There are troubling differences in cancer survival rates between groups based on their race or ethnicity. Part of the solution, of course, is to make sure all groups have equal access to care. Eliminating barriers to care would help to close the cancer survival and mortality gaps, but that won't completely solve the problem. The quality of care received also plays a significant part in health outcomes-how a doctor interacts with a patient, not just the treatment offered to a patient-can affect that patient's life expectancy.

So what happens when a patient is, or feels, discriminated against? According to a recent Stanford University study, perceived discrimination influences health outcomes. In other words, if you feel you've been discriminated against, it affects you.

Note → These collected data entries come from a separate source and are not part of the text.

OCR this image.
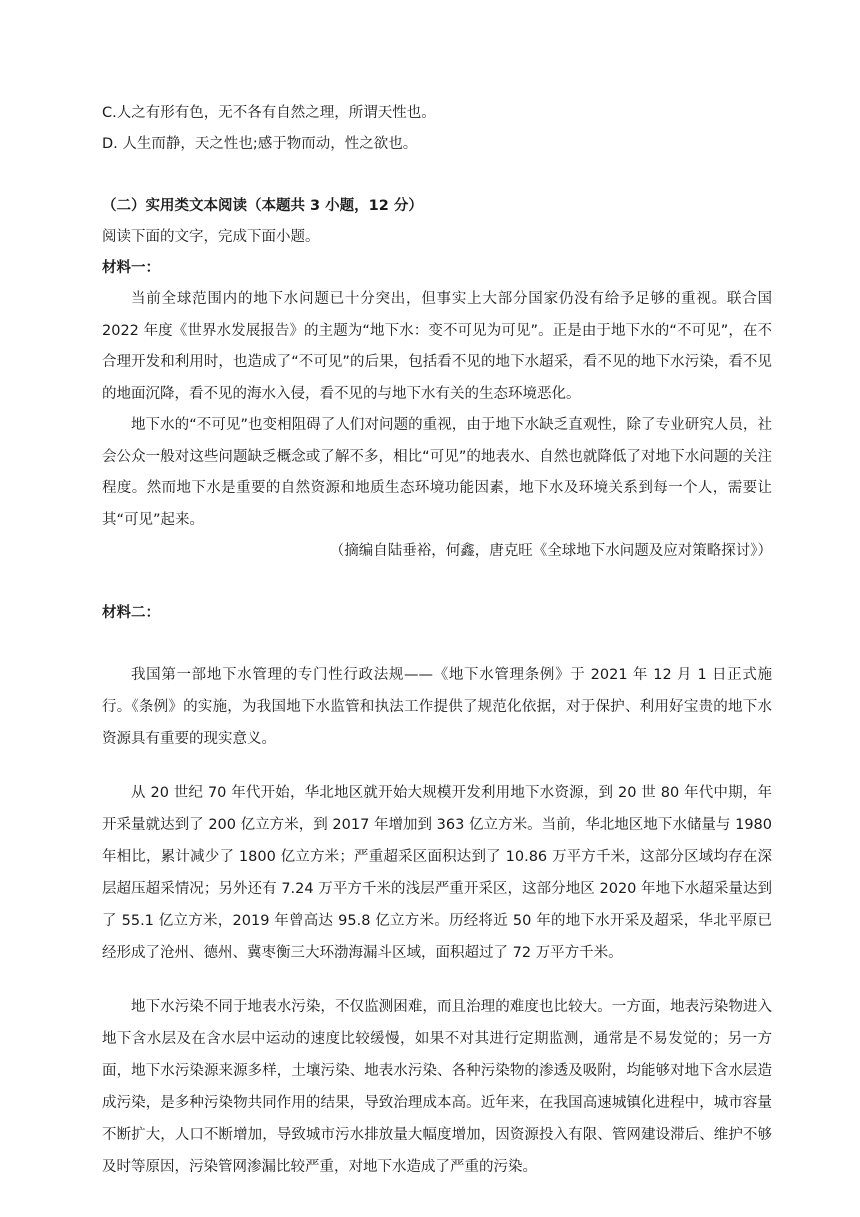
C.人之有形有色，无不各有自然之理，所谓天性也。

D. 人生而静，天之性也;感于物而动，性之欲也。

（二）实用类文本阅读（本题共 3 小题，12 分）

阅读下面的文字，完成下面小题。

材料一：

当前全球范围内的地下水问题已十分突出，但事实上大部分国家仍没有给予足够的重视。联合国 2022 年度《世界水发展报告》的主题为“地下水：变不可见为可见”。正是由于地下水的“不可见”，在不合理开发和利用时，也造成了“不可见”的后果，包括看不见的地下水超采，看不见的地下水污染，看不见的地面沉降，看不见的海水入侵，看不见的与地下水有关的生态环境恶化。

地下水的“不可见”也变相阻碍了人们对问题的重视，由于地下水缺乏直观性，除了专业研究人员，社会公众一般对这些问题缺乏概念或了解不多，相比“可见”的地表水、自然也就降低了对地下水问题的关注程度。然而地下水是重要的自然资源和地质生态环境功能因素，地下水及环境关系到每一个人，需要让其“可见”起来。

（摘编自陆垂裕，何鑫，唐克旺《全球地下水问题及应对策略探讨》）

材料二：

我国第一部地下水管理的专门性行政法规——《地下水管理条例》于 2021 年 12 月 1 日正式施行。《条例》的实施，为我国地下水监管和执法工作提供了规范化依据，对于保护、利用好宝贵的地下水资源具有重要的现实意义。

从 20 世纪 70 年代开始，华北地区就开始大规模开发利用地下水资源，到 20 世 80 年代中期，年开采量就达到了 200 亿立方米，到 2017 年增加到 363 亿立方米。当前，华北地区地下水储量与 1980 年相比，累计减少了 1800 亿立方米；严重超采区面积达到了 10.86 万平方千米，这部分区域均存在深层超压超采情况；另外还有 7.24 万平方千米的浅层严重开采区，这部分地区 2020 年地下水超采量达到了 55.1 亿立方米，2019 年曾高达 95.8 亿立方米。历经将近 50 年的地下水开采及超采，华北平原已经形成了沧州、德州、冀枣衡三大环渤海漏斗区域，面积超过了 72 万平方千米。

地下水污染不同于地表水污染，不仅监测困难，而且治理的难度也比较大。一方面，地表污染物进入地下含水层及在含水层中运动的速度比较缓慢，如果不对其进行定期监测，通常是不易发觉的；另一方面，地下水污染源来源多样，土壤污染、地表水污染、各种污染物的渗透及吸附，均能够对地下含水层造成污染，是多种污染物共同作用的结果，导致治理成本高。近年来，在我国高速城镇化进程中，城市容量不断扩大，人口不断增加，导致城市污水排放量大幅度增加，因资源投入有限、管网建设滞后、维护不够及时等原因，污染管网渗漏比较严重，对地下水造成了严重的污染。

Women who perceived some form of discrimination from their health care providers were a third less likely to have a mammogram and half as likely to be screened for colorectal cancer. Men who perceived discrimination were 70 percent less likely to be screened for colorectal cancer, despite having a regular source of care. The longer cancer screening is delayed, the worse the potential outcome-making this literally a matter of life and death. 

Despite advances in cancer detection, treatment, and research, people of color are still more likely to be diagnosed with cancer at later stages and more likely to die from the disease. For communities of color, breast and colorectal cancer are two of the top three cancers that are diagnosed and cause death.

As we find new ways to detect and treat cancer, we must make sure that everyone benefits from those advances. And that means finding new ways to detect and treat another deadly disease: discrimination.